Y'all Need to See: Linda Sue Moshier's Simply Starstruck

You guys, I’m starting a new series, called Y’all Need To See. The world currently needs good news almost as bad as it needs oxygen, so Imma skip the negative reviews and only bother with the good ones. After all, modern audiences don’t really need to be warned off — they don’t go to shit anyhow, me included. But maybe we can find pants and get out of the house to see the good stuff, if someone puts it under our collective nose. So, here then, is the first installment.


Next on stage at The Cutting Room, this weekend, Sunday, April 14, 7:00pm

So, I saw this last night at the Bruno Walter Theater at Lincoln Center. Backed by a 5-piece band, Linda delivered a lovely homage to her idol and our collective national treasure, Barbara Streisand. (Let’s pretend the Michael Jackson thing didn’t happen; we’re losing too many idols for better reasons than some sentences comprised of really stupid words, and I just can’t with that.)
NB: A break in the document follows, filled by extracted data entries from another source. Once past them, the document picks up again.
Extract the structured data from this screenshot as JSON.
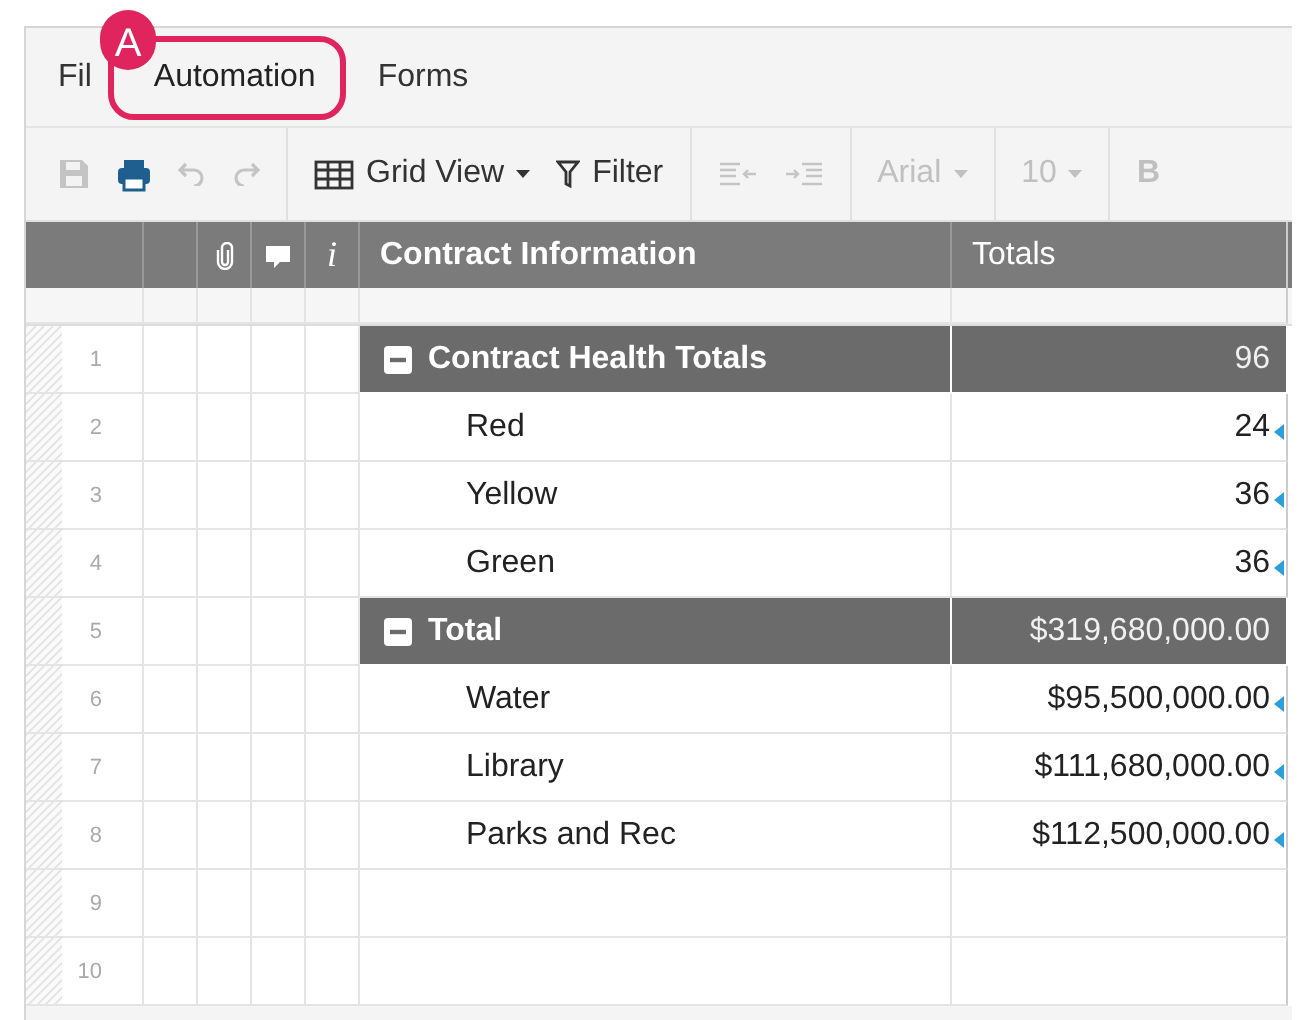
{
  "menu": [
    {
      "label": "Fil",
      "highlighted": false
    },
    {
      "label": "Automation",
      "highlighted": true
    },
    {
      "label": "Forms",
      "highlighted": false
    }
  ],
  "callout": {
    "badge": "A"
  },
  "toolbar": [
    {
      "kind": "save",
      "disabled": true
    },
    {
      "kind": "print",
      "disabled": false
    },
    {
      "kind": "undo",
      "disabled": true
    },
    {
      "kind": "redo",
      "disabled": true
    },
    {
      "kind": "sep"
    },
    {
      "kind": "grid",
      "label": "Grid View",
      "dropdown": true,
      "disabled": false
    },
    {
      "kind": "filter",
      "label": "Filter",
      "disabled": false
    },
    {
      "kind": "sep"
    },
    {
      "kind": "outdent",
      "disabled": true
    },
    {
      "kind": "indent",
      "disabled": true
    },
    {
      "kind": "sep"
    },
    {
      "kind": "text",
      "label": "Arial",
      "dropdown": true,
      "disabled": true
    },
    {
      "kind": "sep"
    },
    {
      "kind": "text",
      "label": "10",
      "dropdown": true,
      "disabled": true
    },
    {
      "kind": "sep"
    },
    {
      "kind": "bold",
      "label": "B",
      "disabled": true
    }
  ],
  "table": {
    "columns": [
      {
        "kind": "attachment"
      },
      {
        "kind": "comment"
      },
      {
        "kind": "info",
        "label": "i"
      },
      {
        "kind": "primary",
        "label": "Contract Information"
      },
      {
        "kind": "totals",
        "label": "Totals"
      }
    ],
    "rows": [
      {
        "number": "1",
        "kind": "parent",
        "expanded": true,
        "name": "Contract Health Totals",
        "total": "96"
      },
      {
        "number": "2",
        "kind": "child",
        "name": "Red",
        "total": "24",
        "linked": true
      },
      {
        "number": "3",
        "kind": "child",
        "name": "Yellow",
        "total": "36",
        "linked": true
      },
      {
        "number": "4",
        "kind": "child",
        "name": "Green",
        "total": "36",
        "linked": true
      },
      {
        "number": "5",
        "kind": "parent",
        "expanded": true,
        "name": "Total",
        "total": "$319,680,000.00"
      },
      {
        "number": "6",
        "kind": "child",
        "name": "Water",
        "total": "$95,500,000.00",
        "linked": true
      },
      {
        "number": "7",
        "kind": "child",
        "name": "Library",
        "total": "$111,680,000.00",
        "linked": true
      },
      {
        "number": "8",
        "kind": "child",
        "name": "Parks and Rec",
        "total": "$112,500,000.00",
        "linked": true
      },
      {
        "number": "9",
        "kind": "empty"
      },
      {
        "number": "10",
        "kind": "empty"
      }
    ]
  }
}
Linda’s program of Streisand tunes was designed to illuminate her journey, both as a fan and as an artist. It was at once charming idol-worship, and fine music-making:

Simply Starstruck

Kevin B McGlynn, Director
Phil Hall - Music Director
Mark Cocheo - guitar
Aaron Heick - tenor sax, clarinet, oboe & flute
Ray Marchica - drums
Karl Spicer - bass

Linda, you see, absolutely sings her face off pretty much any day. So it was no surprise, but nevertheless a deep pleasure, to hear her so impeccably prepared and coached by pianist and Musical Director Phil Hall – she knocked me out. I don’t know the Streisand canon well enough to say if she was doing “Barbara’s Version” precisely, or how much “Linda’s Version” was present, but it was solid to her feet. She’s got an impressive array of hard technical effects on tap, but more than that, it’s so rare to hear someone lay out all those tricks in one serving. Reserving nothing, one after the other, she ticked off the boxes and never once put a foot wrong. Dynamic peaks and valleys, a panoramic emotional landscape, musically adventurous, all different sorts of vocal tones… and her intonation was perfect. At every dynamic, on every vowel. Per. Fect.

From a spirit of jealousy because this is the Achilles tendon of my singing, I’ll say this: Linda’s straight tone (which she employs liberally, but not excessively) is flawless. It has breath in it. This is a straight tone that travels, that rings in the room, full of color and overtone. It has a buoyancy that money can’t buy. Seriously, she currently has no face, because she sang it off. She could consider teaching voice - or coaching style, even. If more musical theater singers sang like that, fewer people would hate musical theater singers. (Sorry, y’all, nothing personal, but some of you need to ease way off on the yelling. There, I said it.)

Kevin B McGlynn’s writing and stage direction was cute, funny and likable by turns. Turns out they have a long history together, and it was clear he was fully invested in taking good care of her and showing her at her best. My only (tiny) quibble is that I’d have liked to hear more of Linda’s personality in the patter. She’s nothing if not canny, though, and not being an enthusiastic writer herself, she made the probably wise decision to leave the writing to the director. And while it was good, and it was, I hope as she reprises the set, she’ll begin to use McGlynn’s prose as a seed, and relax into her own storytelling voice.

The band, as expected, did excellent work on not much rehearsal. It was possibly helpful that Aaron and Ray have played with La Streisand herself, but it’s also true that NYC singers are spoiled. Our instrumentalists are super slick - in our city, fantastic players are thick on the ground. If you didn’t know how little time they get with the tunes, you’d never know. It’s always a pleasure to watch their exploration and interaction, and this particular group was no exception.

So that’s that.

Y'all Need to See Simply Starstuck, true fact. Linda is next on stage at The Cutting Room (32nd street between Park & Madison), this weekend, Sunday, April 14. The set starts at 7:00pm and runs 70 minutes. The Cutting Room is a nice place, has good food (you can really have dinner) and a huge, comfortable holding bar. it’s a refreshing option in the landscape of cabaret joints. Definitely recommend.